Healthcare Analytics (Nov 2022)
A clinical decision support system for polycystic ovarian syndrome using red deer algorithm and random forest classifier
Abstract
This study develops a clinical decision support system to assist physicians with monitoring Polycystic Ovarian Syndrome (PCOS). The proposed method uses a classification model with optimization techniques and machine learning algorithms. The existence of irrelevant features can deteriorate the performance of any classifiers. This work analyses the impact of such features on classification accuracy and automatically identifies and removes the irrelevant features from the dataset. A wrapper approach is employed for feature selection. It uses Red Deer Algorithm (RDA) to find the optimal features and a random forest (RF) classifier to evaluate them. RDA is an optimization algorithm inspired by red deer’s mating and roaring behaviour. Experiments were carried out on the PCOS dataset, which is available in the Kaggle dataset repository. The optimal dataset is trained and tested using an RF classifier with 50 estimators. RDA’s improved exploration and exploitation capabilities are the rationales behind using it as the search method. The novelty of the proposed method lies in the novel fitness function used, which considers both accuracy of the classification and the optimized number of features.
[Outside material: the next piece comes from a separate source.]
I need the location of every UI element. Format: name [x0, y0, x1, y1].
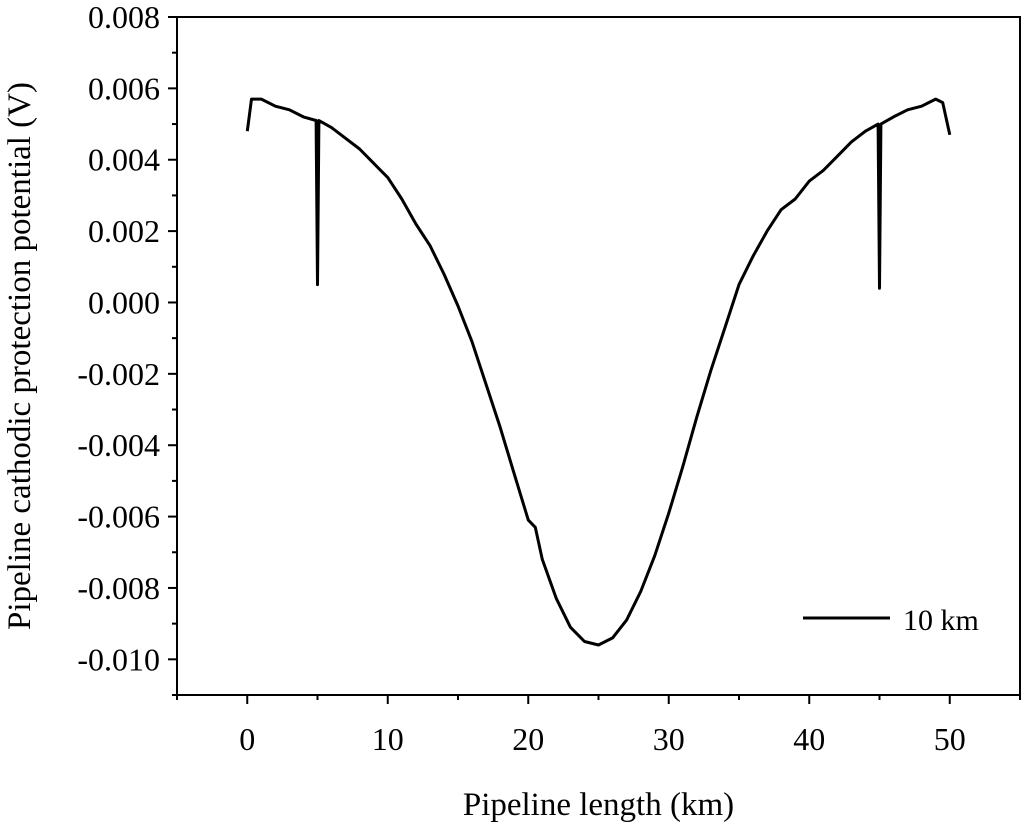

The proposed CDSS displays accuracy of 89.81%. The results of the proposed work were compared with the performance of competing methods in the literature. Logistic Regression classifier, k-Nearest Neighbour (k-NN), Decision tree, Naïve Bayes, Support Vector Machine (SVM) classifier, RF-PSO, RF-Ant Colony Optimization, and RF-Genetic Algorithm and are found to be superior in terms of accuracy, sensitivity, and specificity. The statistical significance of the suggested feature selection approach is confirmed using McNamer’s test.